Ich erinnere mich an den brennenden Wunsch, Sängerin zu werden.
An den Traum, der uns beide verband.
Wie er strahlte. In die Hände klatschte. Die Welt uns in diesem Moment zu Füßen lag.
Mein Leben eine neue Richtung nahm.
An den Traum, den wir lebten.
Ich erinnere mich.
Ich kann nicht mehr.
Ich will mich nicht erinnern.
Marius.
Komm zurück. Ich brauche dich.
Stattdessen kamen sie. Die Polizisten.
Als ich die Spülmaschine einräume, klingelt es, alles geht ganz schnell. Sie sind in der Wohnung, sie fragen, ich habe keine Antworten. Sie wollen den Schlüssel zu seiner Wohnung. Sie wollen alles durchsuchen. In unserem Haus. Sie wollen, dass Nicolai nach Hause kommt und den Safe öffnet. Und dann finden sie es. Mein rotes Kleid. Es ist voller Blut.
Ich drifte weg. Ins Rot.
Um mich herum ist überall Blut. Ein dunkler See umringt von einzelnen kleineren Tropfen, die wie Satelliten um die Lache kreisen. Die Pfütze ist frisch. Dabei ist die Flüssigkeit nicht hellrot. Eher schimmernd schwarz. Ich rieche das Blut. Es ist kein unangenehmer Geruch. Etwas süßlich. Metallisch.

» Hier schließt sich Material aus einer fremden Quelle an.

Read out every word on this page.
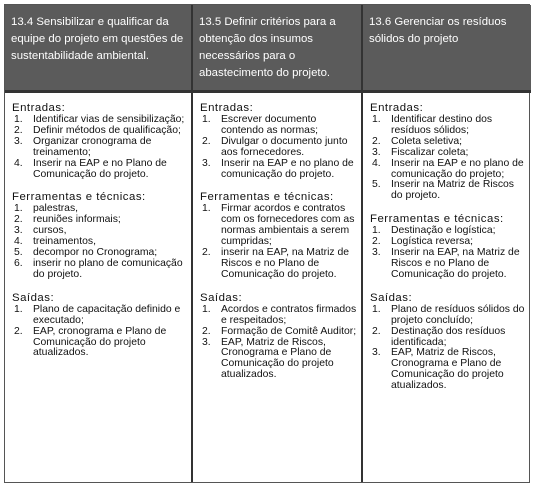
13.4 Sensibilizar e qualificar da equipe do projeto em questões de sustentabilidade ambiental.
Entradas:
1. Identificar vias de sensibilização;
2. Definir métodos de qualificação;
3. Organizar cronograma de treinamento;
4. Inserir na EAP e no Plano de Comunicação do projeto.
Ferramentas e técnicas:
1. palestras,
2. reuniões informais;
3. cursos,
4. treinamentos,
5. decompor no Cronograma;
6. inserir no plano de comunicação do projeto.
Saídas:
1. Plano de capacitação definido e executado;
2. EAP, cronograma e Plano de Comunicação do projeto atualizados.
13.5 Definir critérios para a obtenção dos insumos necessários para o abastecimento do projeto.
Entradas:
1. Escrever documento contendo as normas;
2. Divulgar o documento junto aos fornecedores.
3. Inserir na EAP e no plano de comunicação do projeto.
Ferramentas e técnicas:
1. Firmar acordos e contratos com os fornecedores com as normas ambientais a serem cumpridas;
2. inserir na EAP, na Matriz de Riscos e no Plano de Comunicação do projeto.
Saídas:
1. Acordos e contratos firmados e respeitados;
2. Formação de Comitê Auditor;
3. EAP, Matriz de Riscos, Cronograma e Plano de Comunicação do projeto atualizados.
13.6 Gerenciar os resíduos sólidos do projeto
Entradas:
1. Identificar destino dos resíduos sólidos;
2. Coleta seletiva;
3. Fiscalizar coleta;
4. Inserir na EAP e no plano de comunicação do projeto;
5. Inserir na Matriz de Riscos do projeto.
Ferramentas e técnicas:
1. Destinação e logística;
2. Logística reversa;
3. Inserir na EAP, na Matriz de Riscos e no Plano de Comunicação do projeto.
Saídas:
1. Plano de resíduos sólidos do projeto concluído;
2. Destinação dos resíduos identificada;
3. EAP, Matriz de Riscos, Cronograma e Plano de Comunicação do projeto atualizados.
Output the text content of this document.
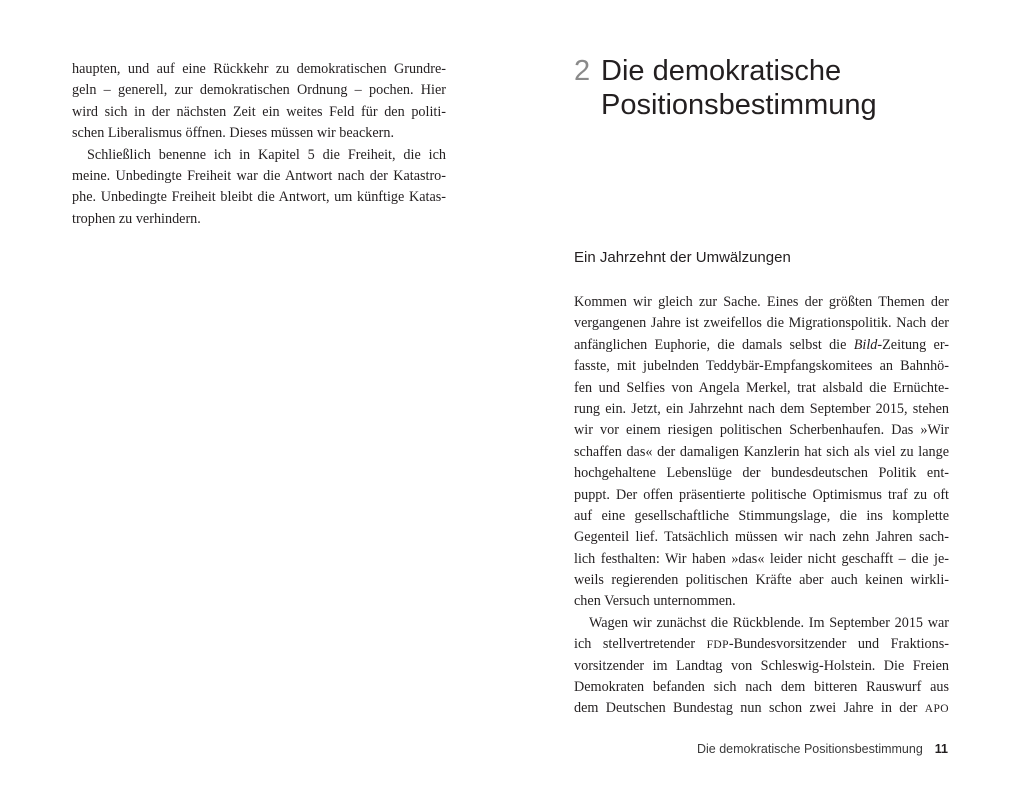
haupten, und auf eine Rückkehr zu demokratischen Grundre-
geln – generell, zur demokratischen Ordnung – pochen. Hier
wird sich in der nächsten Zeit ein weites Feld für den politi-
schen Liberalismus öffnen. Dieses müssen wir beackern.
Schließlich benenne ich in Kapitel 5 die Freiheit, die ich
meine. Unbedingte Freiheit war die Antwort nach der Katastro-
phe. Unbedingte Freiheit bleibt die Antwort, um künftige Katas-
trophen zu verhindern.
2 Die demokratische
Positionsbestimmung
Ein Jahrzehnt der Umwälzungen
Kommen wir gleich zur Sache. Eines der größten Themen der
vergangenen Jahre ist zweifellos die Migrationspolitik. Nach der
anfänglichen Euphorie, die damals selbst die Bild-Zeitung er-
fasste, mit jubelnden Teddybär-Empfangskomitees an Bahnhö-
fen und Selfies von Angela Merkel, trat alsbald die Ernüchte-
rung ein. Jetzt, ein Jahrzehnt nach dem September 2015, stehen
wir vor einem riesigen politischen Scherbenhaufen. Das »Wir
schaffen das« der damaligen Kanzlerin hat sich als viel zu lange
hochgehaltene Lebenslüge der bundesdeutschen Politik ent-
puppt. Der offen präsentierte politische Optimismus traf zu oft
auf eine gesellschaftliche Stimmungslage, die ins komplette
Gegenteil lief. Tatsächlich müssen wir nach zehn Jahren sach-
lich festhalten: Wir haben »das« leider nicht geschafft – die je-
weils regierenden politischen Kräfte aber auch keinen wirkli-
chen Versuch unternommen.
Wagen wir zunächst die Rückblende. Im September 2015 war
ich stellvertretender FDP-Bundesvorsitzender und Fraktions-
vorsitzender im Landtag von Schleswig-Holstein. Die Freien
Demokraten befanden sich nach dem bitteren Rauswurf aus
dem Deutschen Bundestag nun schon zwei Jahre in der APO
Die demokratische Positionsbestimmung 11
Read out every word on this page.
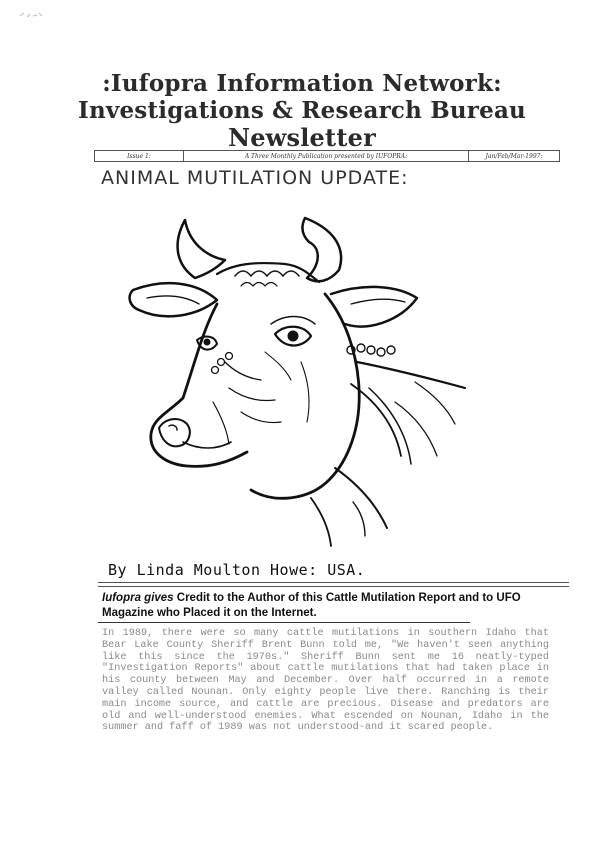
:Iufopra Information Network:
Investigations & Research Bureau
Newsletter
Issue 1:	A Three Monthly Publication presented by IUFOPRA:	Jan/Feb/Mar-1997:
ANIMAL MUTILATION UPDATE:
By Linda Moulton Howe: USA.
Iufopra gives Credit to the Author of this Cattle Mutilation Report and to UFO Magazine who Placed it on the Internet.
In 1989, there were so many cattle mutilations in southern Idaho that Bear Lake County Sheriff Brent Bunn told me, "We haven't seen anything like this since the 1970s." Sheriff Bunn sent me 16 neatly-typed "Investigation Reports" about cattle mutilations that had taken place in his county between May and December. Over half occurred in a remote valley called Nounan. Only eighty people live there. Ranching is their main income source, and cattle are precious. Disease and predators are old and well-understood enemies. What escended on Nounan, Idaho in the summer and faff of 1989 was not understood-and it scared people.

Ich bin aus Versehen in den Blutsee geraten. Die Spuren verwischen sich, verlieren sich im Grau des Untergrundes.
Ich habe Blut an meinen Fingern.
Blute ich? Oder ist es sein Blut?
Ich schaue mir meinen Finger mit dem Blut genau an.

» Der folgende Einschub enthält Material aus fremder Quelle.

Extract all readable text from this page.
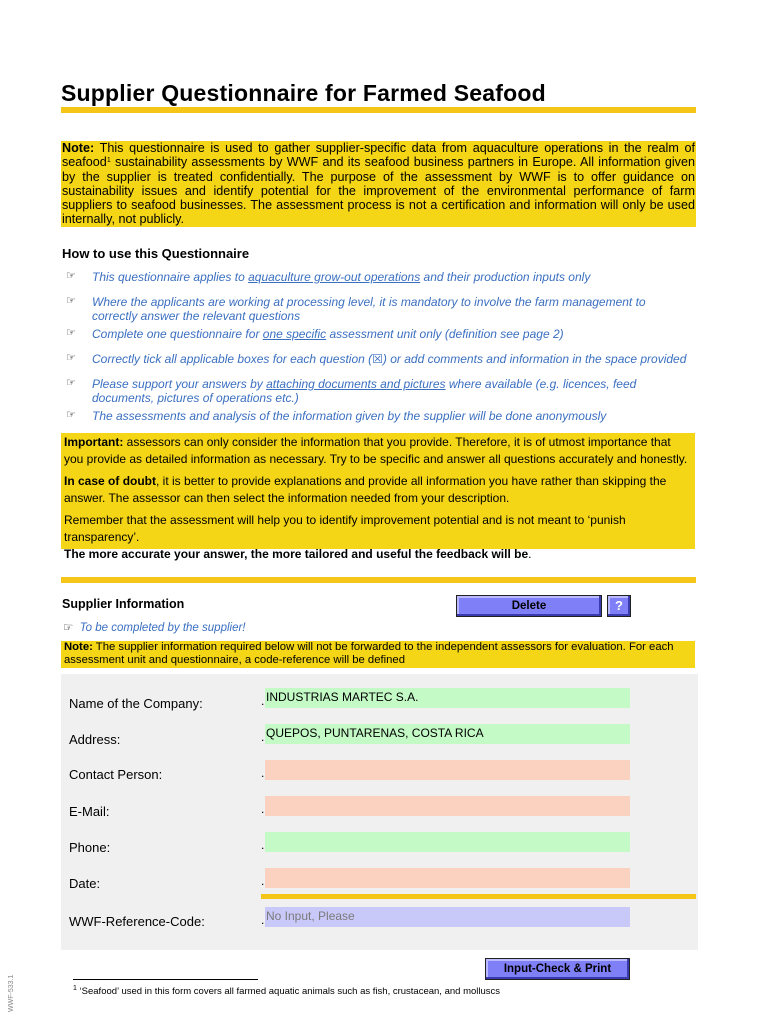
Supplier Questionnaire for Farmed Seafood
Note: This questionnaire is used to gather supplier-specific data from aquaculture operations in the realm of seafood$^1$ sustainability assessments by WWF and its seafood business partners in Europe. All information given by the supplier is treated confidentially. The purpose of the assessment by WWF is to offer guidance on sustainability issues and identify potential for the improvement of the environmental performance of farm suppliers to seafood businesses. The assessment process is not a certification and information will only be used internally, not publicly.
How to use this Questionnaire
☞ This questionnaire applies to aquaculture grow-out operations and their production inputs only
☞ Where the applicants are working at processing level, it is mandatory to involve the farm management to correctly answer the relevant questions
☞ Complete one questionnaire for one specific assessment unit only (definition see page 2)
☞ Correctly tick all applicable boxes for each question (☒) or add comments and information in the space provided
☞ Please support your answers by attaching documents and pictures where available (e.g. licences, feed documents, pictures of operations etc.)
☞ The assessments and analysis of the information given by the supplier will be done anonymously

Important: assessors can only consider the information that you provide. Therefore, it is of utmost importance that you provide as detailed information as necessary. Try to be specific and answer all questions accurately and honestly.

In case of doubt, it is better to provide explanations and provide all information you have rather than skipping the answer. The assessor can then select the information needed from your description.

Remember that the assessment will help you to identify improvement potential and is not meant to ‘punish transparency’.

The more accurate your answer, the more tailored and useful the feedback will be.

Supplier Information	Delete	?
☞ To be completed by the supplier!
Note: The supplier information required below will not be forwarded to the independent assessors for evaluation. For each assessment unit and questionnaire, a code-reference will be defined
Name of the Company:	. INDUSTRIAS MARTEC S.A.
Address:	. QUEPOS, PUNTARENAS, COSTA RICA
Contact Person:	.
E-Mail:	.
Phone:	.
Date:	.
WWF-Reference-Code:	. No Input, Please
Input-Check & Print
$^1$ ‘Seafood’ used in this form covers all farmed aquatic animals such as fish, crustacean, and molluscs
WWF-533.1
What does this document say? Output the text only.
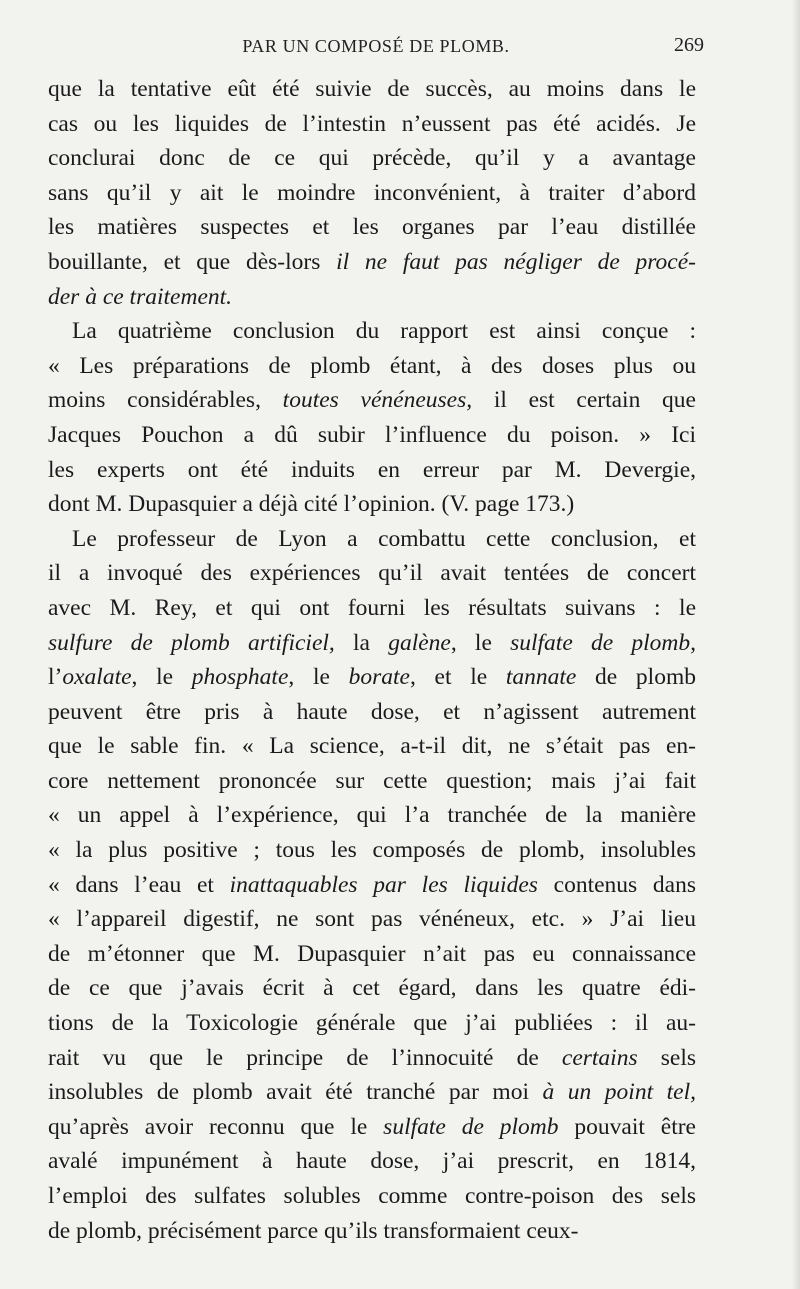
PAR UN COMPOSÉ DE PLOMB.	269
que la tentative eût été suivie de succès, au moins dans le
cas ou les liquides de l’intestin n’eussent pas été acidés. Je
conclurai donc de ce qui précède, qu’il y a avantage
sans qu’il y ait le moindre inconvénient, à traiter d’abord
les matières suspectes et les organes par l’eau distillée
bouillante, et que dès-lors il ne faut pas négliger de procé-
der à ce traitement.
La quatrième conclusion du rapport est ainsi conçue :
« Les préparations de plomb étant, à des doses plus ou
moins considérables, toutes vénéneuses, il est certain que
Jacques Pouchon a dû subir l’influence du poison. » Ici
les experts ont été induits en erreur par M. Devergie,
dont M. Dupasquier a déjà cité l’opinion. (V. page 173.)
Le professeur de Lyon a combattu cette conclusion, et
il a invoqué des expériences qu’il avait tentées de concert
avec M. Rey, et qui ont fourni les résultats suivans : le
sulfure de plomb artificiel, la galène, le sulfate de plomb,
l’oxalate, le phosphate, le borate, et le tannate de plomb
peuvent être pris à haute dose, et n’agissent autrement
que le sable fin. « La science, a-t-il dit, ne s’était pas en-
core nettement prononcée sur cette question; mais j’ai fait
« un appel à l’expérience, qui l’a tranchée de la manière
« la plus positive ; tous les composés de plomb, insolubles
« dans l’eau et inattaquables par les liquides contenus dans
« l’appareil digestif, ne sont pas vénéneux, etc. » J’ai lieu
de m’étonner que M. Dupasquier n’ait pas eu connaissance
de ce que j’avais écrit à cet égard, dans les quatre édi-
tions de la Toxicologie générale que j’ai publiées : il au-
rait vu que le principe de l’innocuité de certains sels
insolubles de plomb avait été tranché par moi à un point tel,
qu’après avoir reconnu que le sulfate de plomb pouvait être
avalé impunément à haute dose, j’ai prescrit, en 1814,
l’emploi des sulfates solubles comme contre-poison des sels
de plomb, précisément parce qu’ils transformaient ceux-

Ein Tropfen fällt darauf. Kein Blut diesmal. Eine Träne. Noch eine. Viele.
Meine Tränen vermischen sich mit seinem Blut.
Ich rieche an dem Finger. Riecht es nach ihm?
Es riecht nach Eisen. Warum rieche ich ihn nicht?

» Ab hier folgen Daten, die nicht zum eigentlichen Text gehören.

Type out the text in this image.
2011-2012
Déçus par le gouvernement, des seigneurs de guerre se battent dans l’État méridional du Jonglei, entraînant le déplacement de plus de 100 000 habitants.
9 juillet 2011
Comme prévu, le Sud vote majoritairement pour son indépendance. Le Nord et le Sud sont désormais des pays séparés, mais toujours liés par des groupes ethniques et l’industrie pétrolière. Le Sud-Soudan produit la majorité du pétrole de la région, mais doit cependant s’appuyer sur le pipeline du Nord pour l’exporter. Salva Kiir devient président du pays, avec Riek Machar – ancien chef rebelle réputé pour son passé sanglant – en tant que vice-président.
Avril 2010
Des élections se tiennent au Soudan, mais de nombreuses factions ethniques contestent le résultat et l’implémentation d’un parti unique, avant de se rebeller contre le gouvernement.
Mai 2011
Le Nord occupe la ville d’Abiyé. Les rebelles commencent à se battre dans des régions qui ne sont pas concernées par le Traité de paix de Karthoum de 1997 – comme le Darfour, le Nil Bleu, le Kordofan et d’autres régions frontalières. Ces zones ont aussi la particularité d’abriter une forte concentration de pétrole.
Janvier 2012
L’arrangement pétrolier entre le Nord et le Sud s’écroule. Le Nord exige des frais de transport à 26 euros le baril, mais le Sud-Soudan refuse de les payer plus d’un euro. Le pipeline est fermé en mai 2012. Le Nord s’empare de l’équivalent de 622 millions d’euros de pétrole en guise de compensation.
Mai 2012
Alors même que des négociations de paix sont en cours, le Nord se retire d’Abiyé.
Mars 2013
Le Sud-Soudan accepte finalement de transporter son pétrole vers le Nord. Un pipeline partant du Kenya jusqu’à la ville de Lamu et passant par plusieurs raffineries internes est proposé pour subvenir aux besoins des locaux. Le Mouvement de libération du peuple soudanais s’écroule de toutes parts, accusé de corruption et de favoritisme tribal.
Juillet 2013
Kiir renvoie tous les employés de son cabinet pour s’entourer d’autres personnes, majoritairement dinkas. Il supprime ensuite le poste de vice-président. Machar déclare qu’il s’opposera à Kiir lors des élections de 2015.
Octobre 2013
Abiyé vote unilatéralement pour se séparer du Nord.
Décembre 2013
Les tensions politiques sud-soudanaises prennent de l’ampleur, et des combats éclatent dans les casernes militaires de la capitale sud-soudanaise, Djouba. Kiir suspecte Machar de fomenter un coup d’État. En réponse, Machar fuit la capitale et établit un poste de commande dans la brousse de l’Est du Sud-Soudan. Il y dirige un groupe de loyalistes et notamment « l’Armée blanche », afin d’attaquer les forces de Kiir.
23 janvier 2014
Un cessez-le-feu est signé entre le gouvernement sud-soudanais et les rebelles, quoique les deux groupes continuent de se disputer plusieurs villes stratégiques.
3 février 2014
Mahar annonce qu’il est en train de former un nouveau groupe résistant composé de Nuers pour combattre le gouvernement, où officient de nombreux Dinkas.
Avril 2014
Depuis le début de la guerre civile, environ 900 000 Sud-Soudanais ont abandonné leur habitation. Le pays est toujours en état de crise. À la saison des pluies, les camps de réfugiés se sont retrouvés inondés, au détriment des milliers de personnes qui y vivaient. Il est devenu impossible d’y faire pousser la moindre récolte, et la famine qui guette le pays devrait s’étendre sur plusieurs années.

Ich atme hektisch und fühle nichts mehr.
Ich betrachte den See aus Blut auf dem Asphalt.
Verändert er seine Farbe? Es wäre logisch, dass sich mit dem Auseinanderlaufen des Blutes dessen Farbe ändert, oder? Der Geruch?
Ich höre einen Schrei.
Er kommt aus mir. Von tief drinnen. Rollt durch meinen Körper, aus dem Mund und bricht sich in der Nacht.
Hallt in mir wider.
Unvermittelt ist es vorbei.
Absolute Stille breitet sich aus.
Ich starre in die Neonröhre, bis mir die Augen wehtun. Ich will den Schmerz spüren, ich will, dass alles andere in mir ruhig ist, ich will vergessen, nichts mehr verstehen. Ich habe Angst. Denn ich kann mich nicht erinnern, was nach der Verabredung mit Marius am Abend seines Todes passiert ist. Ich war die Letzte, die ihn lebend gesehen hat. Das behauptet die Polizei. Ich weiß es nicht. Der Tag verschwindet im Nebel.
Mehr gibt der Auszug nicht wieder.